Найти женщину в крошечном городе, наполовину лежащем в руинах, поначалу показалось ему задачей чрезвычайно простой. Он бродил по улицам, надеясь ее встретить; но ее нигде не было. Тогда он начал осторожно расспрашивать о ней всех тех, кто хотя бы в теории мог ему помочь, — от оттоманских чиновников до христианских каменщиков. Никто из них никогда не видел эту женщину и ничего о ней не знал — или делал вид, что не знает. Его поиски постепенно становились все более сумбурными и отчаянными, но так и не приносили никаких результатов. Он искал ее в узких восточных переулках, в Акре и соседних городках, в деревнях и на склонах Кармеля. Впрочем, чем более недосягаемой она оказывалась, тем более отчетливым и неоспоримым становился для него ее образ. Иногда он говорил себе, что если бы она была здесь, то он бы ей сказал, но потом сослагательное наклонение как-то исчезло. Он обращался к этой безымянной женщине, и она отвечала ему. «Смотри, — говорил он ей, — какое высокое небо над горой; ты представляешь, что должен был чувствовать Илия, поднимаясь по этим склонам?» — «Да, — отвечала она, — высокое небо навевает грусть, но высокая грусть — это всего лишь преддверье вечности». — «Тебе нравятся башни, которые я строю?» — спрашивал он ее тогда. «Конечно, — отвечала девушка, — ведь это башни моей души; и все же самое важное — подобрать точные оттенки черного и белого. В этом архитектор становится художником. Ты сможешь заставить турок каждый год проверять, что цвет башен не изменился?»

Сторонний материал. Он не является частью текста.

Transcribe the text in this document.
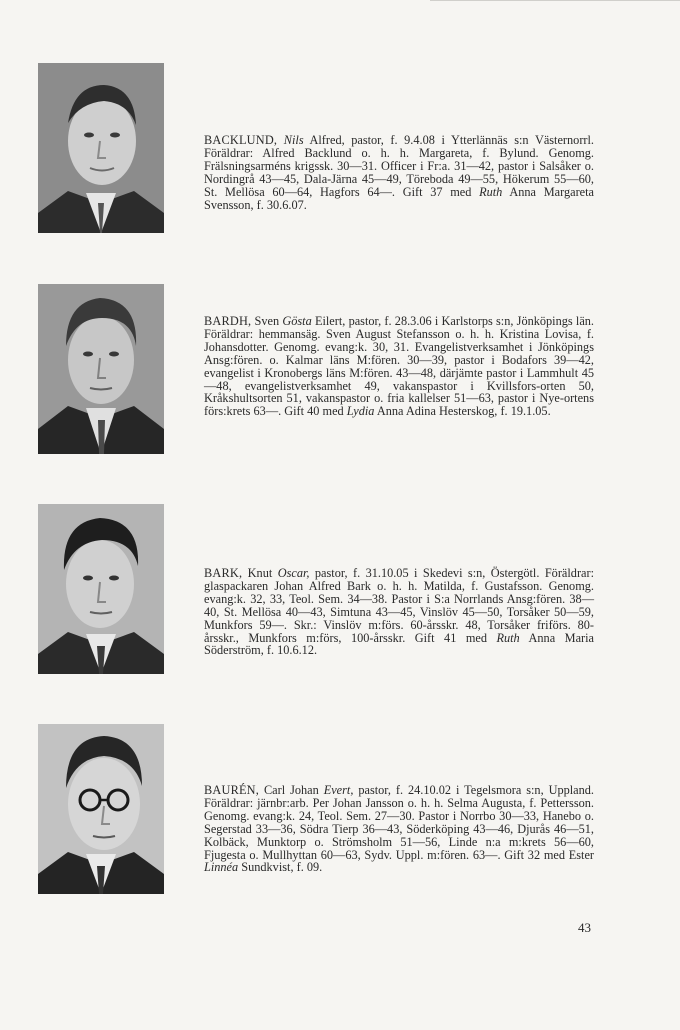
BACKLUND, Nils Alfred, pastor, f. 9.4.08 i Ytterlännäs s:n Västernorrl. Föräldrar: Alfred Backlund o. h. h. Margareta, f. Bylund. Genomg. Frälsningsarméns krigssk. 30—31. Officer i Fr:a. 31—42, pastor i Salsåker o. Nordingrå 43—45, Dala-Järna 45—49, Töreboda 49—55, Hökerum 55—60, St. Mellösa 60—64, Hagfors 64—. Gift 37 med Ruth Anna Margareta Svensson, f. 30.6.07.

BARDH, Sven Gösta Eilert, pastor, f. 28.3.06 i Karlstorps s:n, Jönköpings län. Föräldrar: hemmansäg. Sven August Stefansson o. h. h. Kristina Lovisa, f. Johansdotter. Genomg. evang:k. 30, 31. Evangelistverksamhet i Jönköpings Ansg:fören. o. Kalmar läns M:fören. 30—39, pastor i Bodafors 39—42, evangelist i Kronobergs läns M:fören. 43—48, därjämte pastor i Lammhult 45—48, evangelistverksamhet 49, vakanspastor i Kvillsfors-orten 50, Kråkshultsorten 51, vakanspastor o. fria kallelser 51—63, pastor i Nye-ortens förs:krets 63—. Gift 40 med Lydia Anna Adina Hesterskog, f. 19.1.05.

BARK, Knut Oscar, pastor, f. 31.10.05 i Skedevi s:n, Östergötl. Föräldrar: glaspackaren Johan Alfred Bark o. h. h. Matilda, f. Gustafsson. Genomg. evang:k. 32, 33, Teol. Sem. 34—38. Pastor i S:a Norrlands Ansg:fören. 38—40, St. Mellösa 40—43, Simtuna 43—45, Vinslöv 45—50, Torsåker 50—59, Munkfors 59—. Skr.: Vinslöv m:förs. 60-årsskr. 48, Torsåker friförs. 80-årsskr., Munkfors m:förs, 100-årsskr. Gift 41 med Ruth Anna Maria Söderström, f. 10.6.12.

BAURÉN, Carl Johan Evert, pastor, f. 24.10.02 i Tegelsmora s:n, Uppland. Föräldrar: järnbr:arb. Per Johan Jansson o. h. h. Selma Augusta, f. Pettersson. Genomg. evang:k. 24, Teol. Sem. 27—30. Pastor i Norrbo 30—33, Hanebo o. Segerstad 33—36, Södra Tierp 36—43, Söderköping 43—46, Djurås 46—51, Kolbäck, Munktorp o. Strömsholm 51—56, Linde n:a m:krets 56—60, Fjugesta o. Mullhyttan 60—63, Sydv. Uppl. m:fören. 63—. Gift 32 med Ester Linnéa Sundkvist, f. 09.

43
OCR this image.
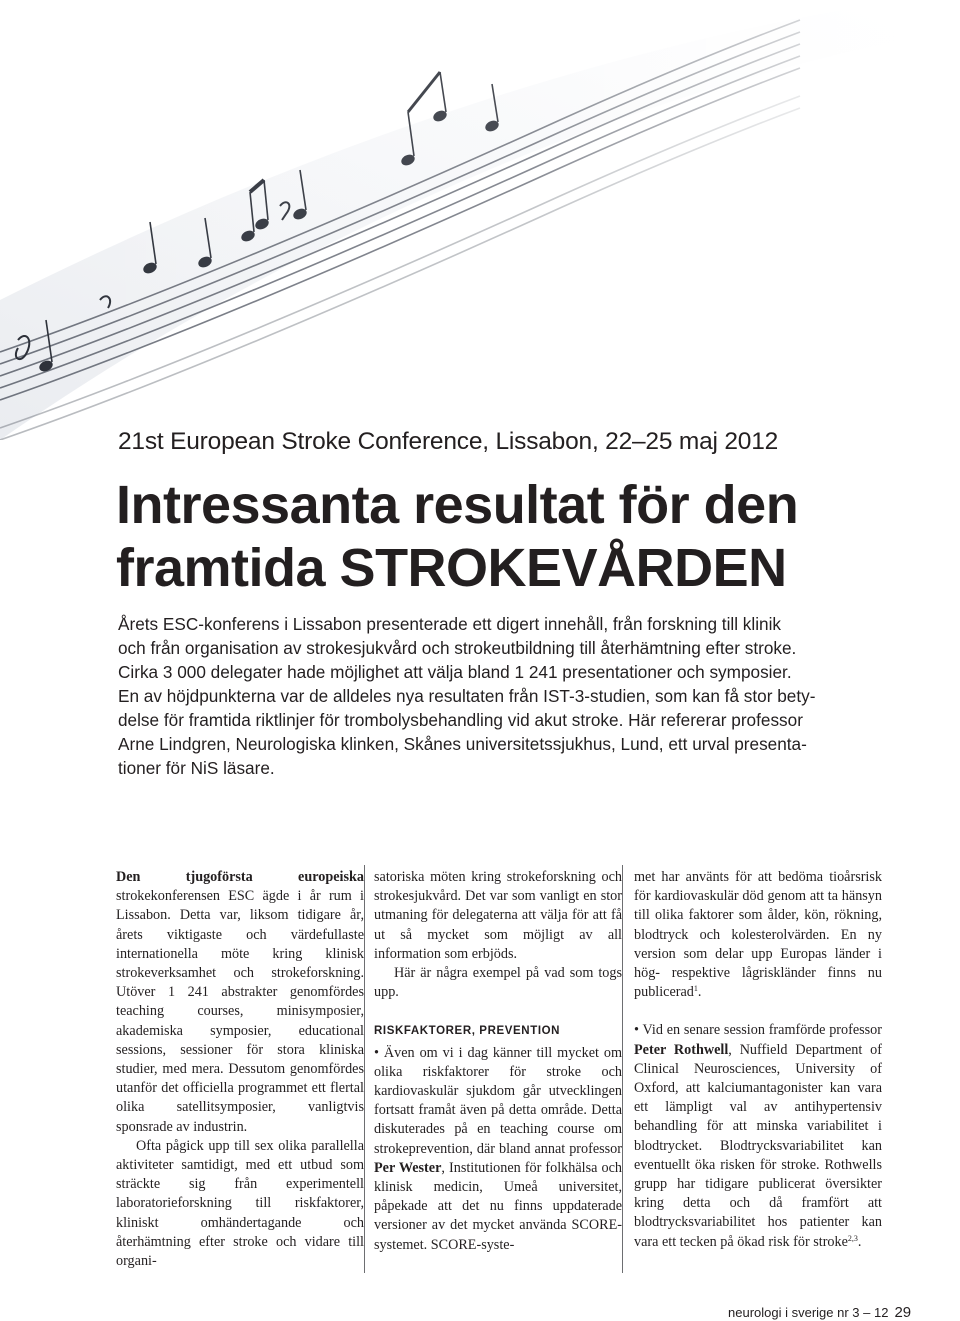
21st European Stroke Conference, Lissabon, 22–25 maj 2012
Intressanta resultat för den
framtida STROKEVÅRDEN

Årets ESC-konferens i Lissabon presenterade ett digert innehåll, från forskning till klinik

och från organisation av strokesjukvård och strokeutbildning till återhämtning efter stroke.

Cirka 3 000 delegater hade möjlighet att välja bland 1 241 presentationer och symposier.

En av höjdpunkterna var de alldeles nya resultaten från IST-3-studien, som kan få stor bety-

delse för framtida riktlinjer för trombolysbehandling vid akut stroke. Här refererar professor

Arne Lindgren, Neurologiska klinken, Skånes universitetssjukhus, Lund, ett urval presenta-

tioner för NiS läsare.

Den tjugoförsta europeiska strokekonferensen ESC ägde i år rum i Lissabon. Detta var, liksom tidigare år, årets viktigaste och värdefullaste internationella möte kring klinisk strokeverksamhet och strokeforskning. Utöver 1 241 abstrakter genomfördes teaching courses, minisymposier, akademiska symposier, educational sessions, sessioner för stora kliniska studier, med mera. Dessutom genomfördes utanför det officiella programmet ett flertal olika satellitsymposier, vanligtvis sponsrade av industrin.

Ofta pågick upp till sex olika parallella aktiviteter samtidigt, med ett utbud som sträckte sig från experimentell laboratorieforskning till riskfaktorer, kliniskt omhändertagande och återhämtning efter stroke och vidare till organi-

satoriska möten kring strokeforskning och strokesjukvård. Det var som vanligt en stor utmaning för delegaterna att välja för att få ut så mycket som möjligt av all information som erbjöds.

Här är några exempel på vad som togs upp.

RISKFAKTORER, PREVENTION

• Även om vi i dag känner till mycket om olika riskfaktorer för stroke och kardiovaskulär sjukdom går utvecklingen fortsatt framåt även på detta område. Detta diskuterades på en teaching course om strokeprevention, där bland annat professor Per Wester, Institutionen för folkhälsa och klinisk medicin, Umeå universitet, påpekade att det nu finns uppdaterade versioner av det mycket använda SCORE-systemet. SCORE-syste-

met har använts för att bedöma tioårsrisk för kardiovaskulär död genom att ta hänsyn till olika faktorer som ålder, kön, rökning, blodtryck och kolesterolvärden. En ny version som delar upp Europas länder i hög- respektive lågriskländer finns nu publicerad$^1$.

• Vid en senare session framförde professor Peter Rothwell, Nuffield Department of Clinical Neurosciences, University of Oxford, att kalciumantagonister kan vara ett lämpligt val av antihypertensiv behandling för att minska variabilitet i blodtrycket. Blodtrycksvariabilitet kan eventuellt öka risken för stroke. Rothwells grupp har tidigare publicerat översikter kring detta och då framfört att blodtrycksvariabilitet hos patienter kan vara ett tecken på ökad risk för stroke$^{2,3}$.

neurologi i sverige nr 3 – 12 29
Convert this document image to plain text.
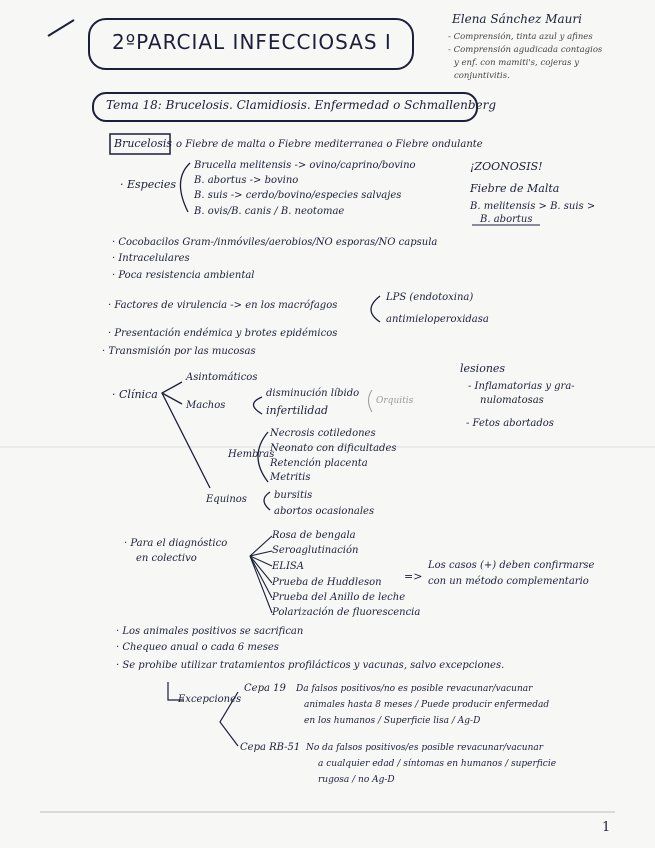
2ºPARCIAL INFECCIOSAS I
Elena Sánchez Mauri
- Comprensión, tinta azul y afines
- Comprensión agudicada contagios
y enf. con mamiti's, cojeras y
conjuntivitis.
Tema 18: Brucelosis. Clamidiosis. Enfermedad o Schmallenberg
Brucelosis o Fiebre de malta o Fiebre mediterranea o Fiebre ondulante
· Especies
Brucella melitensis -> ovino/caprino/bovino
B. abortus -> bovino
B. suis -> cerdo/bovino/especies salvajes
B. ovis/B. canis / B. neotomae
¡ZOONOSIS!
Fiebre de Malta
B. melitensis > B. suis >
B. abortus
· Cocobacilos Gram-/inmóviles/aerobios/NO esporas/NO capsula
· Intracelulares
· Poca resistencia ambiental
· Factores de virulencia -> en los macrófagos
LPS (endotoxina)
antimieloperoxidasa
· Presentación endémica y brotes epidémicos
· Transmisión por las mucosas
· Clínica
Asintomáticos
Machos
disminución líbido
infertilidad
Orquitis
Hembras
Necrosis cotiledones
Neonato con dificultades
Retención placenta
Metritis
Equinos	bursitis
abortos ocasionales
lesiones
- Inflamatorias y gra-
nulomatosas
- Fetos abortados
· Para el diagnóstico
en colectivo
Rosa de bengala
Seroaglutinación
ELISA
Prueba de Huddleson
Prueba del Anillo de leche
Polarización de fluorescencia
=>
Los casos (+) deben confirmarse
con un método complementario
· Los animales positivos se sacrifican
· Chequeo anual o cada 6 meses
· Se prohibe utilizar tratamientos profilácticos y vacunas, salvo excepciones.
Excepciones
Cepa 19 Da falsos positivos/no es posible revacunar/vacunar
animales hasta 8 meses / Puede producir enfermedad
en los humanos / Superficie lisa / Ag-D
Cepa RB-51 No da falsos positivos/es posible revacunar/vacunar
a cualquier edad / síntomas en humanos / superficie
rugosa / no Ag-D
1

Так они вели свои бесконечные разговоры, так и не сказав ни слова. Но потом настало время возвращаться в Англию. На самом деле его затянувшееся пребывание в Палестине уже стало настораживать оттоманских чиновников, начавших подозревать, что Харрингтон является тщательно замаскированным шпионом. Постепенно их восторженная доброжелательность сменилась отчужденной подозрительностью. Однако уехать отсюда значило отказаться от последней надежды. Харрингтон почти смирился с тем, что этой девушки действительно не было в Хайфе, но во всех остальных местах ее не было гораздо больше. И кроме того, как он сможет прожить без разговоров с ней, спрашивал он себя. Она помнила наизусть и кусочки из «Песни песней», и монологи Розалинды из «Как вам это понравится». Если Харрингтон цитировал строчку из Мильтона, то она вспоминала еще десяток, похожих и непохожих на ту, что тронула его душу. С ней можно было разделить и ужас перед злом, и высокое свечение закатов, и бесконечную красоту греческой скульптуры. Она знала все, что знал он, и даже чуть больше. И все же, оставаясь в Хайфе, он начал испытывать растущие угрызения совести. Раз за разом он вспоминал, что в Англии у него остались жена и дети; и хотя, наверное, ему не следовало жениться на чужой ему женщине, теперь его уже привязывали к ней многочисленные обязательства и долг требовал от него заботиться о ней до смерти. Но когда он представлял себе, как будет снова выслушивать все эти бессмысленные разговоры про меню к обеду и наряды соседок, его охватывало отчаянное гложущее чувство утраты, как будто, женившись на ней, он потерял надежду на то главное, что могло составить само движение, дыхание его жизни. В эти моменты Харрингтону хотелось как можно скорее умереть здесь, между двух башен — не ради вечности, но чтобы быть избавленным от этого невыносимого навязанного ему выбора.